Albums

Kosheen - Damage

Jorge Costa 28/11/2007

Rating: 2/5

Relationships suck and they fail and they bring about the worst in people and they make you write songs with lyrics like “Is the love we have the only sin?” and “I know the love was never true”. Or at least that's what Kosheen would have you believe.

Coming four years after Kokopelli amid very little fan-fare, the entire lyrical content of their third LP never wavers from this same subject matter, which makes you wonder whether singer Sian Evans did anything other than end relationships during that period.

The topic here is not what hinders the album as such; it's how the band tackles the songs with generic pop structures and how Evans seems incapable of providing anything in the way of insight in her lyrics.
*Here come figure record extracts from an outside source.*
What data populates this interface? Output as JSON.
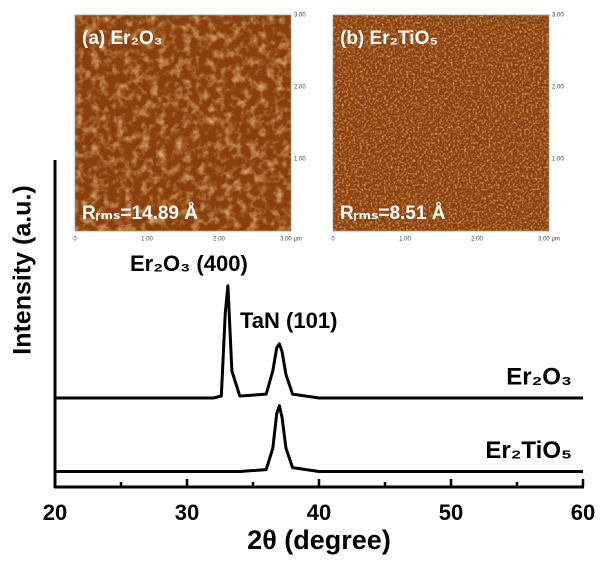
{
  "chart_data": {
    "type": "line",
    "xlabel": "2θ (degree)",
    "ylabel": "Intensity (a.u.)",
    "xlim": [
      20,
      60
    ],
    "xticks": [
      20,
      30,
      40,
      50,
      60
    ],
    "xminor": [
      25,
      35,
      45,
      55
    ],
    "ylim": [
      0,
      100
    ],
    "x": [
      20,
      25,
      30,
      32,
      32.6,
      32.9,
      33.1,
      33.4,
      34,
      36,
      36.5,
      36.8,
      37,
      37.2,
      37.5,
      38,
      40,
      45,
      50,
      55,
      60
    ],
    "series": [
      {
        "name": "Er₂O₃",
        "color": "#000000",
        "values": [
          23,
          23,
          23,
          23,
          23.5,
          45,
          52,
          30,
          23.5,
          24,
          30,
          36,
          37,
          35,
          29,
          24,
          23,
          23,
          23,
          23,
          23
        ]
      },
      {
        "name": "Er₂TiO₅",
        "color": "#000000",
        "values": [
          4,
          4,
          4,
          4,
          4,
          4,
          4,
          4,
          4,
          4.5,
          10,
          19,
          21,
          18,
          10,
          5,
          4,
          4,
          4,
          4,
          4
        ]
      }
    ],
    "annotations": [
      "Er₂O₃ (400)",
      "TaN (101)"
    ],
    "insets": [
      {
        "label": "(a) Er₂O₃",
        "roughness": "Rᵣₘₛ=14.89 Å",
        "xticklabels": [
          "0",
          "1.00",
          "2.00",
          "3.00 µm"
        ],
        "yticklabels": [
          "3.00",
          "2.00",
          "1.00"
        ]
      },
      {
        "label": "(b) Er₂TiO₅",
        "roughness": "Rᵣₘₛ=8.51 Å",
        "xticklabels": [
          "0",
          "1.00",
          "2.00",
          "3.00 µm"
        ],
        "yticklabels": [
          "3.00",
          "2.00",
          "1.00"
        ]
      }
    ]
  }
}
Where artists like Alanis Morissette, PJ Harvey, Shivaree and King Creosote use inventive turns of phrase, wit and clever double entendres to give dimensions to their situations, Evans falls back on tired clichés (“Even though you're near, you seem so far away”) and bizarre poetic illustrations (“Like a clock, like a mother, you were curiously free”. What the hell is that supposed to mean?). Further compounded by the fact that her delivery fails plumb much emotional depth, it all goes on for sixteen tracks - over seventy mind numbing minutes.
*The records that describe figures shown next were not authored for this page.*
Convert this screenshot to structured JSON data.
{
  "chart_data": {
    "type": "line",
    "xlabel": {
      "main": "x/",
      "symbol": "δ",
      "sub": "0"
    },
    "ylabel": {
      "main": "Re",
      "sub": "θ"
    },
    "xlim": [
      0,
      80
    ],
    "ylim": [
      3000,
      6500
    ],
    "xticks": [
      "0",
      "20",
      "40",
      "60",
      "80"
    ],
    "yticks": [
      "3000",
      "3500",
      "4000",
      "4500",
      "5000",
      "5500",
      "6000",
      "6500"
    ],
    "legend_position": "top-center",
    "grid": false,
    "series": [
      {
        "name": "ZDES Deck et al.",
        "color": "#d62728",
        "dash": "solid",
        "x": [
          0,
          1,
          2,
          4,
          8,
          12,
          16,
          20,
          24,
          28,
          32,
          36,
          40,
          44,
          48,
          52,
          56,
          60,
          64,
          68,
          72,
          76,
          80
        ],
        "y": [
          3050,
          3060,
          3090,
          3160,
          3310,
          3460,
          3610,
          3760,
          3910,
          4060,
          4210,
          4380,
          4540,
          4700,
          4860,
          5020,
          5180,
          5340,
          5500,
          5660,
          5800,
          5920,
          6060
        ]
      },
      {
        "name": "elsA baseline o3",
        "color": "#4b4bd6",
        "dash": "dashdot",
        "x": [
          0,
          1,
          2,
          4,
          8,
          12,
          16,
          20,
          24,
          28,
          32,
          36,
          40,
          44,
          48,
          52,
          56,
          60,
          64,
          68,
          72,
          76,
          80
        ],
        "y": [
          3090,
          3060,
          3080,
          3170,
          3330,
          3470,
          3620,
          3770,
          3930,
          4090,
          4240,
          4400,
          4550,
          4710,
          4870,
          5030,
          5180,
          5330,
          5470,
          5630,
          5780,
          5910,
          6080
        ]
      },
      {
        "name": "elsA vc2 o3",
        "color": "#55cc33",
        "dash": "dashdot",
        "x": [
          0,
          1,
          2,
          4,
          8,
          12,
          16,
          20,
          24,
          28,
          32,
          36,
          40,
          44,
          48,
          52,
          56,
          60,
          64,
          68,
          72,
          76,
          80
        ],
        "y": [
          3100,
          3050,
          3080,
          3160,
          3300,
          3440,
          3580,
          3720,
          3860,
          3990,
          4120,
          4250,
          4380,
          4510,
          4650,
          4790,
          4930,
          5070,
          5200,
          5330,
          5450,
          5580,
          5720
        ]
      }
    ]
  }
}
The album's production and instrumentation could have almost made up for this. Mixing the guitar riffs of Kokopelli with the drum'n'bass of the excellent Resist, the title track, 'Damage', has some excellent languid tribal beats which then give way to crisp and sleekly produced 'Overkill'.
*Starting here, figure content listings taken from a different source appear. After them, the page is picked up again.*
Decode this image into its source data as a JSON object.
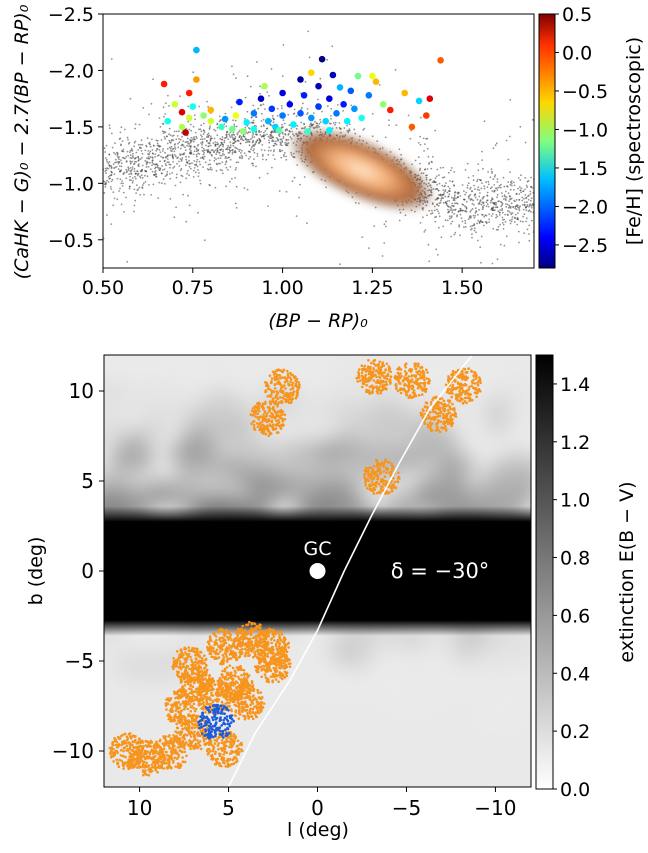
{
  "chart_data": [
    {
      "type": "scatter",
      "xlabel": "(BP − RP)₀",
      "ylabel": "(CaHK − G)₀ − 2.7(BP − RP)₀",
      "xlim": [
        0.5,
        1.7
      ],
      "ylim": [
        -0.25,
        -2.5
      ],
      "y_axis_inverted": true,
      "xticks": [
        "0.50",
        "0.75",
        "1.00",
        "1.25",
        "1.50"
      ],
      "yticks": [
        "−2.5",
        "−2.0",
        "−1.5",
        "−1.0",
        "−0.5"
      ],
      "background_stars": {
        "description_color": "grey density with copper core",
        "core_center": [
          1.22,
          -1.12
        ],
        "ridge": [
          [
            0.5,
            -1.12
          ],
          [
            0.7,
            -1.25
          ],
          [
            0.95,
            -1.42
          ],
          [
            1.1,
            -1.4
          ],
          [
            1.3,
            -1.05
          ],
          [
            1.5,
            -0.82
          ],
          [
            1.7,
            -0.82
          ]
        ]
      },
      "spectroscopic_stars": [
        [
          0.67,
          -1.88,
          0.0
        ],
        [
          0.68,
          -1.55,
          -1.5
        ],
        [
          0.7,
          -1.7,
          -0.9
        ],
        [
          0.72,
          -1.63,
          0.2
        ],
        [
          0.72,
          -1.5,
          -1.0
        ],
        [
          0.73,
          -1.45,
          0.3
        ],
        [
          0.74,
          -1.58,
          -0.9
        ],
        [
          0.74,
          -1.8,
          0.0
        ],
        [
          0.75,
          -1.68,
          -1.5
        ],
        [
          0.76,
          -2.18,
          -1.8
        ],
        [
          0.76,
          -1.92,
          -0.4
        ],
        [
          0.78,
          -1.6,
          -1.1
        ],
        [
          0.8,
          -1.55,
          -0.9
        ],
        [
          0.8,
          -1.65,
          -0.5
        ],
        [
          0.83,
          -1.5,
          -1.4
        ],
        [
          0.84,
          -1.57,
          -1.9
        ],
        [
          0.86,
          -1.48,
          -1.2
        ],
        [
          0.87,
          -1.6,
          -0.8
        ],
        [
          0.88,
          -1.72,
          -2.3
        ],
        [
          0.9,
          -1.54,
          -1.6
        ],
        [
          0.92,
          -1.62,
          -2.0
        ],
        [
          0.92,
          -1.48,
          -1.5
        ],
        [
          0.94,
          -1.75,
          -2.6
        ],
        [
          0.95,
          -1.86,
          -1.0
        ],
        [
          0.96,
          -1.55,
          -1.8
        ],
        [
          0.97,
          -1.66,
          -2.2
        ],
        [
          0.98,
          -1.5,
          -1.7
        ],
        [
          1.0,
          -1.8,
          -2.5
        ],
        [
          1.0,
          -1.6,
          -2.0
        ],
        [
          1.02,
          -1.7,
          -2.4
        ],
        [
          1.03,
          -1.52,
          -1.6
        ],
        [
          1.05,
          -1.92,
          -2.7
        ],
        [
          1.05,
          -1.62,
          -2.1
        ],
        [
          1.06,
          -1.78,
          -2.3
        ],
        [
          1.08,
          -1.98,
          -0.6
        ],
        [
          1.08,
          -1.58,
          -1.9
        ],
        [
          1.1,
          -1.86,
          -2.6
        ],
        [
          1.1,
          -1.68,
          -2.2
        ],
        [
          1.11,
          -2.1,
          -2.8
        ],
        [
          1.12,
          -1.55,
          -1.7
        ],
        [
          1.13,
          -1.75,
          -2.5
        ],
        [
          1.14,
          -1.96,
          -2.6
        ],
        [
          1.15,
          -1.62,
          -2.0
        ],
        [
          1.16,
          -1.85,
          -1.8
        ],
        [
          1.17,
          -1.7,
          -2.3
        ],
        [
          1.18,
          -1.55,
          -1.6
        ],
        [
          1.19,
          -1.82,
          -2.1
        ],
        [
          1.2,
          -1.66,
          -1.9
        ],
        [
          1.21,
          -1.95,
          -1.2
        ],
        [
          1.22,
          -1.58,
          -1.5
        ],
        [
          1.24,
          -1.78,
          -2.0
        ],
        [
          1.26,
          -1.9,
          -0.5
        ],
        [
          1.28,
          -1.7,
          -1.1
        ],
        [
          1.3,
          -1.65,
          0.0
        ],
        [
          1.34,
          -1.8,
          -0.5
        ],
        [
          1.36,
          -1.5,
          -0.2
        ],
        [
          1.38,
          -1.73,
          -1.7
        ],
        [
          1.4,
          -1.6,
          -0.1
        ],
        [
          1.41,
          -1.75,
          0.2
        ],
        [
          1.44,
          -2.09,
          -0.2
        ],
        [
          1.25,
          -1.95,
          -0.8
        ],
        [
          0.99,
          -1.47,
          -1.3
        ],
        [
          1.07,
          -1.46,
          -1.4
        ],
        [
          0.89,
          -1.46,
          -1.1
        ],
        [
          1.13,
          -1.47,
          -1.6
        ]
      ],
      "colorbar": {
        "label": "[Fe/H] (spectroscopic)",
        "range": [
          -2.8,
          0.5
        ],
        "colormap": "jet",
        "ticks": [
          "0.5",
          "0.0",
          "−0.5",
          "−1.0",
          "−1.5",
          "−2.0",
          "−2.5"
        ]
      },
      "grid": false
    },
    {
      "type": "heatmap",
      "xlabel": "l (deg)",
      "ylabel": "b (deg)",
      "xlim": [
        12,
        -12
      ],
      "ylim": [
        -12,
        12
      ],
      "xticks": [
        "10",
        "5",
        "0",
        "−5",
        "−10"
      ],
      "yticks": [
        "10",
        "5",
        "0",
        "−5",
        "−10"
      ],
      "extinction_map": {
        "description": "E(B−V) saturated (black) band |b| < ~3, patchy grey clouds above, pale below"
      },
      "markers": [
        {
          "label": "GC",
          "l": 0,
          "b": 0
        }
      ],
      "annotation": "δ = −30°",
      "declination_line": [
        [
          5,
          -12
        ],
        [
          3.5,
          -9
        ],
        [
          1.5,
          -6
        ],
        [
          0,
          -3.3
        ],
        [
          -1.5,
          0
        ],
        [
          -3,
          3
        ],
        [
          -4.6,
          6
        ],
        [
          -6.3,
          9
        ],
        [
          -8.7,
          12
        ]
      ],
      "fields": {
        "orange": [
          [
            10.7,
            -10
          ],
          [
            9.6,
            -10.4
          ],
          [
            8.3,
            -10.1
          ],
          [
            7.0,
            -9.0
          ],
          [
            7.6,
            -7.6
          ],
          [
            6.8,
            -6.3
          ],
          [
            7.2,
            -5.2
          ],
          [
            5.2,
            -4.2
          ],
          [
            3.7,
            -3.8
          ],
          [
            2.6,
            -4.2
          ],
          [
            2.5,
            -5.2
          ],
          [
            4.6,
            -6.2
          ],
          [
            4.0,
            -7.3
          ],
          [
            5.2,
            -9.9
          ],
          [
            5.8,
            -7.0
          ],
          [
            2.0,
            10.2
          ],
          [
            2.8,
            8.5
          ],
          [
            -3.6,
            5.2
          ],
          [
            -3.2,
            10.8
          ],
          [
            -5.3,
            10.6
          ],
          [
            -6.8,
            8.7
          ],
          [
            -8.2,
            10.3
          ]
        ],
        "blue": [
          [
            5.7,
            -8.4
          ]
        ]
      },
      "colorbar": {
        "label": "extinction E(B − V)",
        "range": [
          0.0,
          1.5
        ],
        "colormap": "grey",
        "ticks": [
          "1.4",
          "1.2",
          "1.0",
          "0.8",
          "0.6",
          "0.4",
          "0.2",
          "0.0"
        ]
      },
      "colors": {
        "orange": "#f7941d",
        "blue": "#1e5bd9",
        "declination_line": "#ffffff"
      },
      "grid": false
    }
  ]
}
Ironically, it's all these digital noises that provides the best track on the album with its emotional heft; like The Knife's 'The Captain', 'Analogue Street Dub' opens with extended and heavily layered synth horns which build to a speaker shuddering crescendo before a gorgeous, low-key refrain kicks in. This track also represents one of the few occasions when Evans actually sounds like means and feels what she is saying.

This track, unfortunately, comes far too late in the album and chances are that you would have switched off by then. The production takes such a bland turn with the embarrassingly girlish 'Guilty' that your attention is only recovered when Evans screams “It's over!” five songs later, on 'Thief'. Excited, you turn to the tracklisting to see if she means it, but no: there are still seven largely emotionally inert and thematically repetitive songs to go before this thing ends.